Na América Latina não é diferente. A Índia representa cerca de dois terços de todos os medicamentos genéricos importados no Brasil, é o maior fornecedor de genéricos para o México e está entre os maiores fornecedores de produtos oncológicos, para HIV e vacinas na região. Atualmente, a Índia é o destino com o maior número de aprovações de locais de fabricação pela Agência Nacional de Vigilância Sanitária (ANVISA).
“90% de todos os medicamentos essenciais de Uganda são genéricos da Índia. Se o Reino Unido cortar esta tábua de salvação no seu acordo comercial, os danos colaterais serão as nossas vidas. Seria mais uma traição aos pacientes do Sul Global”, criticou Kenneth Mwehonge, diretor executivo da Coalizão de Uganda para Promoção da Saúde e Desenvolvimento Social.
O Brasil também tem uma história particular com a Índia. A ampliação do acesso a antirretrovirais no país se deu graças ao licenciamento compulsório do Efavirenz em 2007. A licença abrangia importação de versões genéricas da Índia a um terço do preço oferecido pela empresa Merck. Estima-se uma economia de 237 milhões de dólares até 2012. A região toda deve à indústria indiana uma grande economia em relação aos seus altos gastos com saúde.
Apesar de países em desenvolvimento serem especialmente afetados, os termos inseridos no acordo pelo Reino Unido também teriam um impacto no próprio sistema nacional de saúde britânico, o NHS, que recebe 25% de todos os seus medicamentos da Índia.
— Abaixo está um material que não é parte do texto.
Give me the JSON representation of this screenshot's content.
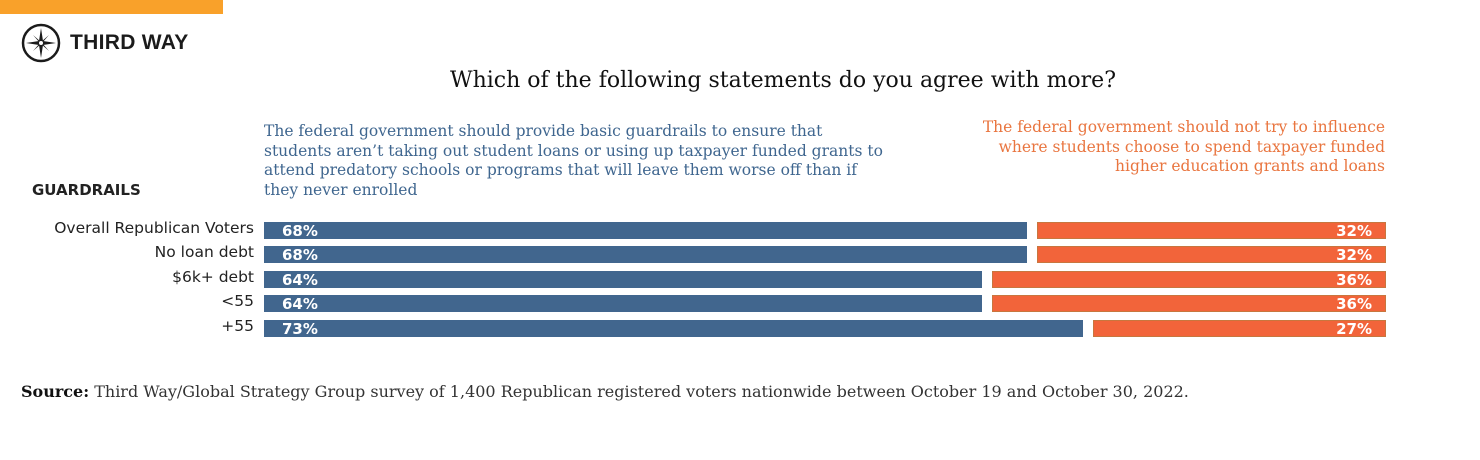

Se o acordo for aprovado, medidas em nome do direito à saúde não serão mais possíveis. Um caso emblemático aconteceu em março deste ano, com uma decisão indiana de negar o pedido de extensão da patente submetido pela Johnson & Johnson sobre seu medicamento contra a tuberculose. O fim da patente da bedaquilina pode significar uma economia de 80% do preço atual.
“A indústria indiana de produção de genéricos fornece medicamentos vitais e acessíveis a todos os cantos do mundo, por isso não é exagero reafirmar quão irresponsáveis são estas propostas”, defende Sangeeta Shashikant, consultora jurídica da ONG Third World Network. “Regras de patentes menos rigorosas reforçariam os monopólios farmacêuticos da Big Pharma, aumentariam os preços dos medicamentos a nível mundial e impediriam que milhões de pessoas tivessem acesso a remédios essenciais, o que levaria a mortes totalmente evitáveis. Em vez de aceitar ordens das grandes empresas farmacêuticas, o Reino Unido precisa de atender às exigências vindas do Sul Global e abandonar estas propostas desastrosas.”